This Wednesday night, the Krannert Center for Performing Arts hosts the Grammy Award winning Carolina Chocolate Drops. The Chocolate Drops formed in 2005 after meeting serendipitously at the Black Banjo Gathering in Boone, North Carolina. That meeting seems almost miraculous considering the divergent paths that founding members Rhiannon Giddens and Dom Flemons took getting there. Flemons is from Phoenix, played percussion in his high school marching band, and found his way to American roots music by tracing a thread from the Beatles to Dylan to Chuck Berry and eventually into pre-war music. He sights Mike Seeger, the great revivalist, as an early inspiration to his approach to traditional music.

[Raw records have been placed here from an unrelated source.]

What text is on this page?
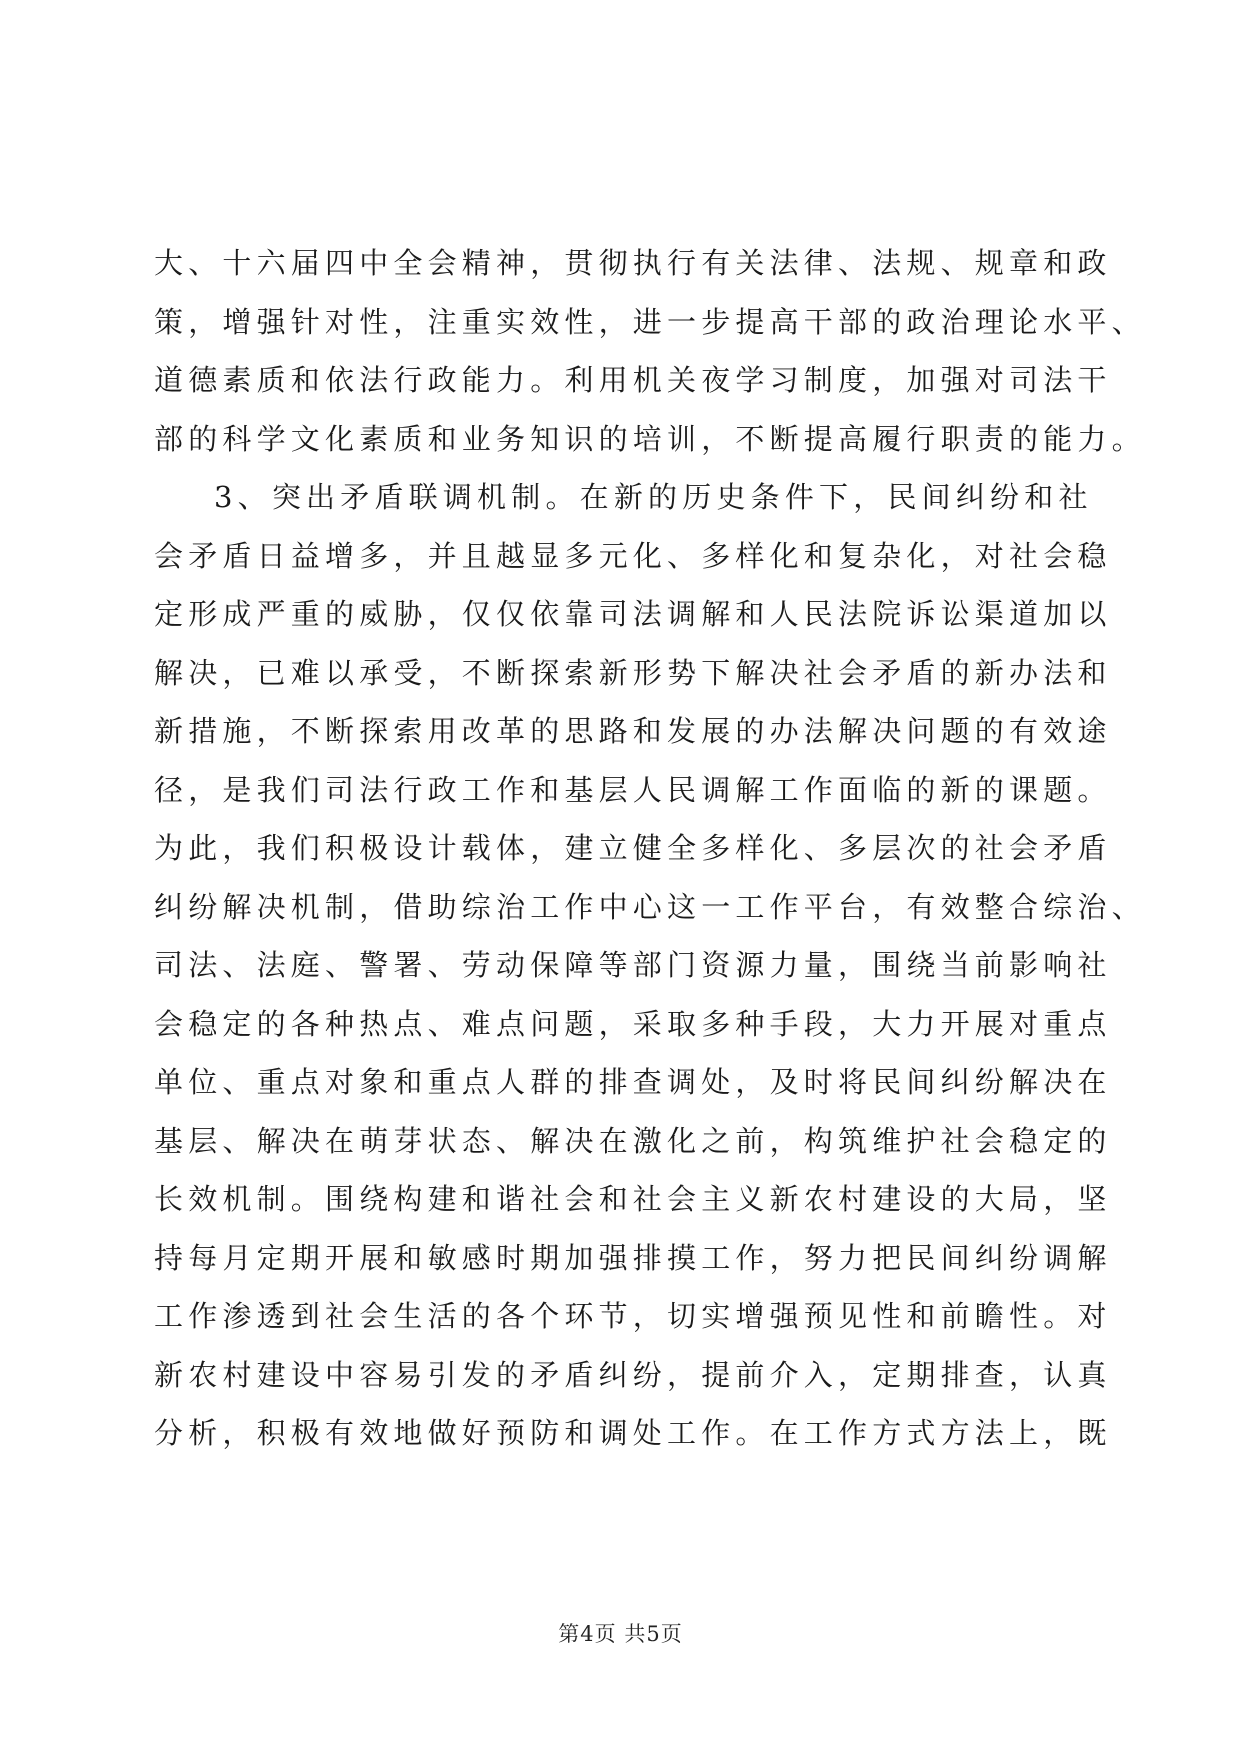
大、十六届四中全会精神，贯彻执行有关法律、法规、规章和政
策，增强针对性，注重实效性，进一步提高干部的政治理论水平、
道德素质和依法行政能力。利用机关夜学习制度，加强对司法干
部的科学文化素质和业务知识的培训，不断提高履行职责的能力。
3、突出矛盾联调机制。在新的历史条件下，民间纠纷和社
会矛盾日益增多，并且越显多元化、多样化和复杂化，对社会稳
定形成严重的威胁，仅仅依靠司法调解和人民法院诉讼渠道加以
解决，已难以承受，不断探索新形势下解决社会矛盾的新办法和
新措施，不断探索用改革的思路和发展的办法解决问题的有效途
径，是我们司法行政工作和基层人民调解工作面临的新的课题。
为此，我们积极设计载体，建立健全多样化、多层次的社会矛盾
纠纷解决机制，借助综治工作中心这一工作平台，有效整合综治、
司法、法庭、警署、劳动保障等部门资源力量，围绕当前影响社
会稳定的各种热点、难点问题，采取多种手段，大力开展对重点
单位、重点对象和重点人群的排查调处，及时将民间纠纷解决在
基层、解决在萌芽状态、解决在激化之前，构筑维护社会稳定的
长效机制。围绕构建和谐社会和社会主义新农村建设的大局，坚
持每月定期开展和敏感时期加强排摸工作，努力把民间纠纷调解
工作渗透到社会生活的各个环节，切实增强预见性和前瞻性。对
新农村建设中容易引发的矛盾纠纷，提前介入，定期排查，认真
分析，积极有效地做好预防和调处工作。在工作方式方法上，既
第4页 共5页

While Flemons’ musical chops were earned busking and in coffee shops, Giddens is classically trained. She graduated from Oberlin Conservatory in Ohio, where she specialized in vocal performance — opera singing! Opera performance is, of course, an art form requiring tremendous discipline and time, but Giddens was devoted. She performed in five different operas with lead roles in three of them. She began attending weekly contra dances as a way to decompress from that world, and found a vibrant and meaningful community there. So, she started to work her way into it, first by learning the fiddle, and then by collaborating in various musical folk and roots endeavors with friends and family.
As much as the Black Banjo Gathering was a watershed moment for Flemmons and Giddens, it was even more so for those of us interested in the recovery of American traditional music. The project that emerged from their meeting would eventually shape itself into the Carolina Chocolate Drops, a band unique first in its reclamation of “old-time” as part of the African American vernacular musical tradition, and second in their ability to win new audiences with that music. In a few years, they were headlining folk festivals, playing internationally, and had a record out on the respected Nonesuch label.
That record, 2010’s Genuine Negro Jig (above left), won the Grammy for Best Traditional Folk Album. The band has seen a few personnel changes since then: original member Justin Robinson left the band in 2011, and multi-instrumentalist Hubby Jenkins and beat-boxer Adam Matta joined. Giddens sites these changes as part of the life-blood of the band — new collaboration helps to keep things fresh. The other part of the band’s success might be attributed to the dichotomy between Giddens and Flemons’ approach. Her training in the opera has given her a flare for the dramatic, an acute sense of the importance of playing to the audience, as well as an ear for technique.
Flemons brings a free spirit to the music and scholarly devotion to the tradition. The balance they strike has been very productive indeed. This is the second time the band has played Krannert in recent memory. Last Fall, the band opened for Taj Mahal as part of the Ellnora Guitar Festival, and if it’s possible to upstage a legend, they did it. The Chocolate Drops’ set was as powerful as it was generous and if Wednesday’s performance is anything close to that wonderful night of music, we’re in for a treat. As I alluded to above, the band’s approach to the old-time tradition isn’t to replicate it, but to create fresh inroads to 80-year-old songs. They then backwards engineer that process in order to imbue traditional sensibilities into contemporary songs.
What impresses me most about the quartet of players, however — and what I look forward to in this week’s performance, is the careful curation of a few teaching moments during their performance. For example, they are likely to play songs from the American minstrel tradition, that bleak 100-year period stretching roughly from 1830–1930, when the most popular form of entertainment in this country was white men in blackface (and sometimes black men in blackface) putting on comedic musical theatre based around racist exaggerations and projections.
Minstrelsy represents everything that mainstream America now wishes to forget about itself (I doubt there’ll be mention of it being one of Abraham Lincoln’s favorite forms of entertainment in the new Spielberg movie). But the last time I saw them, Flemons and Giddens both took a moment to relate why the recovery of the music from the period is important to their creative and intellectual project and should be important to the wider study and appreciation of American music as well.